Henry Kyle (Keenan) Frese (born October 27, 1988) is a former employee at the Defense Intelligence Agency, between February 2018 and October 2019, during which time he was assigned to a "Sensitive Compartment Information Facility" in Virginia.

==Federal investigation==

===Arrest===
On October 9, 2019, Frese was arrested and charged with two violations of the Espionage Act under 18 USC 793(d) by a grand jury in the Eastern District of Virginia for willful transmission of National Defense Information. He held "Top Secret" (TS) clearance. He was arrested at work at the Defense Intelligence Agency in Reston, Virginia, on October 9, 2019.

The Justice Department alleged that Frese disclosed the top secret information to newspaper reporters, one of which Justice alleged was a reporter with whom Frese may have been involved in a "romantic relationship," and whom the government referred to as "Journalist 1;" Erik Wemple of The Washington Post identified the journalist as Amanda Macias, as did The Wall Street Journal, which also identified a second involved journalist as Courtney Kube, a senior reporter for NBC. Frese and Macias had shared a home.

===Guilty plea===
On February 20, 2020, Frese pleaded guilty to the willful transmission of Top Secret national defense information.

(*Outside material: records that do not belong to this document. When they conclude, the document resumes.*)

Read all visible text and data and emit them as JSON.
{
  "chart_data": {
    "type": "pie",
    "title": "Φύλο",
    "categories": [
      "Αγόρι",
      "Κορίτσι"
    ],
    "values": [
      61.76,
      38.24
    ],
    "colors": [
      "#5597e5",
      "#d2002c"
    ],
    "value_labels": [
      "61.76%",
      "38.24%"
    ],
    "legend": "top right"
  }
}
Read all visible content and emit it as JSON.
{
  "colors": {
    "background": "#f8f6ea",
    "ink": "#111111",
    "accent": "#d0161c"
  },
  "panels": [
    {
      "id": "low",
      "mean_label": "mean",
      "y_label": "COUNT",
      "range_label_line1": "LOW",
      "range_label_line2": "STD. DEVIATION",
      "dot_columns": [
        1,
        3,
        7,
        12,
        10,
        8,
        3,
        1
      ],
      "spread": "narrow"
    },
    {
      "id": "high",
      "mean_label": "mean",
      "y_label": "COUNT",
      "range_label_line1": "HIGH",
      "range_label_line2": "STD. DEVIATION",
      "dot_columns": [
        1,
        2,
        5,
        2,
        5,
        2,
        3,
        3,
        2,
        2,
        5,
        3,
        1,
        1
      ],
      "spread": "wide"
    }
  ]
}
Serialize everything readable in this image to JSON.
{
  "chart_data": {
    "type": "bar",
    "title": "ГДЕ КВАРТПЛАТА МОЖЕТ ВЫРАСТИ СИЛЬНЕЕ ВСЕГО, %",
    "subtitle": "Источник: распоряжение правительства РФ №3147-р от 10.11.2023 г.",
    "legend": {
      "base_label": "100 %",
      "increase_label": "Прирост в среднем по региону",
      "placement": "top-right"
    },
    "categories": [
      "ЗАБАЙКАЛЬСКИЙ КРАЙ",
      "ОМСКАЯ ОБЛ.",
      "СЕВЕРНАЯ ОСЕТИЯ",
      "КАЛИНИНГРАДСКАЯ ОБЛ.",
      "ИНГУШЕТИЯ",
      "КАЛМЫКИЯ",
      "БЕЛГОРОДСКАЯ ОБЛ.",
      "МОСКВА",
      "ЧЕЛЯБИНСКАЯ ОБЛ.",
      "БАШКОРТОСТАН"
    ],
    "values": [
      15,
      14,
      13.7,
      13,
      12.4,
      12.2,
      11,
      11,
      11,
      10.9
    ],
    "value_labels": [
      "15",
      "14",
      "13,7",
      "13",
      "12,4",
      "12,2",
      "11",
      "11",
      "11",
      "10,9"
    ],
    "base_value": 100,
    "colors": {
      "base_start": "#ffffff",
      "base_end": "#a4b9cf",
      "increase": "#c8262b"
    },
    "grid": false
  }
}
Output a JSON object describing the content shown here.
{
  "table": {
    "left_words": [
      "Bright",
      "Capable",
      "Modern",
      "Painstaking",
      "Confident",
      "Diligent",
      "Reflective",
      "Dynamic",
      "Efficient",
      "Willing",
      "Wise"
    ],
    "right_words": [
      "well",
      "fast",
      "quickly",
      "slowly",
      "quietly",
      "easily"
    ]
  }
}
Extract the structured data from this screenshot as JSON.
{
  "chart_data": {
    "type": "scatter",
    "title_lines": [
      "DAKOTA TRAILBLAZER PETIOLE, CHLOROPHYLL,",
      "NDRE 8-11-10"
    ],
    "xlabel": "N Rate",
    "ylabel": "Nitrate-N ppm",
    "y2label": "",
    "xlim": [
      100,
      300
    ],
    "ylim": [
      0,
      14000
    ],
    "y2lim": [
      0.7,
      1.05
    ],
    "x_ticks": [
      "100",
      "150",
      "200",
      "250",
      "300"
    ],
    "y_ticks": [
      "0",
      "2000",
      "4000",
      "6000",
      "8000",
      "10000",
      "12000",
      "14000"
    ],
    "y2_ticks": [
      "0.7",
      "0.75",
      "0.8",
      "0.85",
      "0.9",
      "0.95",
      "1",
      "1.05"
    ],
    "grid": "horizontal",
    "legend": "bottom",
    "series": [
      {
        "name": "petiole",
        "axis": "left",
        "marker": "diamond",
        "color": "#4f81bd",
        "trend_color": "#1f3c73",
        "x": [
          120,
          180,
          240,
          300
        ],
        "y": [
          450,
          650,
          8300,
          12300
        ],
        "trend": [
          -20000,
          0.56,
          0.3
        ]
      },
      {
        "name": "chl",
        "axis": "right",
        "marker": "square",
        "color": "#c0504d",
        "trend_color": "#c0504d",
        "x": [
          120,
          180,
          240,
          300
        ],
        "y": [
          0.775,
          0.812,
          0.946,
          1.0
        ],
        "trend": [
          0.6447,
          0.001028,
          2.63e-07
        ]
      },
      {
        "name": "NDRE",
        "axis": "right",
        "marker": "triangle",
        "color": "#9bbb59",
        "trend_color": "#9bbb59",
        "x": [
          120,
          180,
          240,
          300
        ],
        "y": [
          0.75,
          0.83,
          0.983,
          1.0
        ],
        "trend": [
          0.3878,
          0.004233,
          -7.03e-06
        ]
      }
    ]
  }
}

The Washington Post, News of Australia, and The Spectator all compared Frese's case to that of Senate Intelligence Committee staffer James Wolfe, who allegedly passed on secrets to Ali Watkins during a romantic relationship.

===Sentencing===
On June 18, 2020, Frese was sentenced to 30 months in prison for "leaking information to two journalists, including one he was dating"; prosecutors had asked for nine years, but his defense argued, among others, that his girlfriend, “a reporter whose 'career was stalling',” had pressured and influenced him at a susceptible time. While he at first rebuffed her cajoling, his “judgment was clouded by 'a misguided effort to salvage a relationship that was not worth saving'.”

Frese was released from prison on October 14, 2022.

==Personal life==
Frese had Canadian citizenship, which he gave up to work in U.S. intelligence. He is a graduate of Queen's University at Kingston.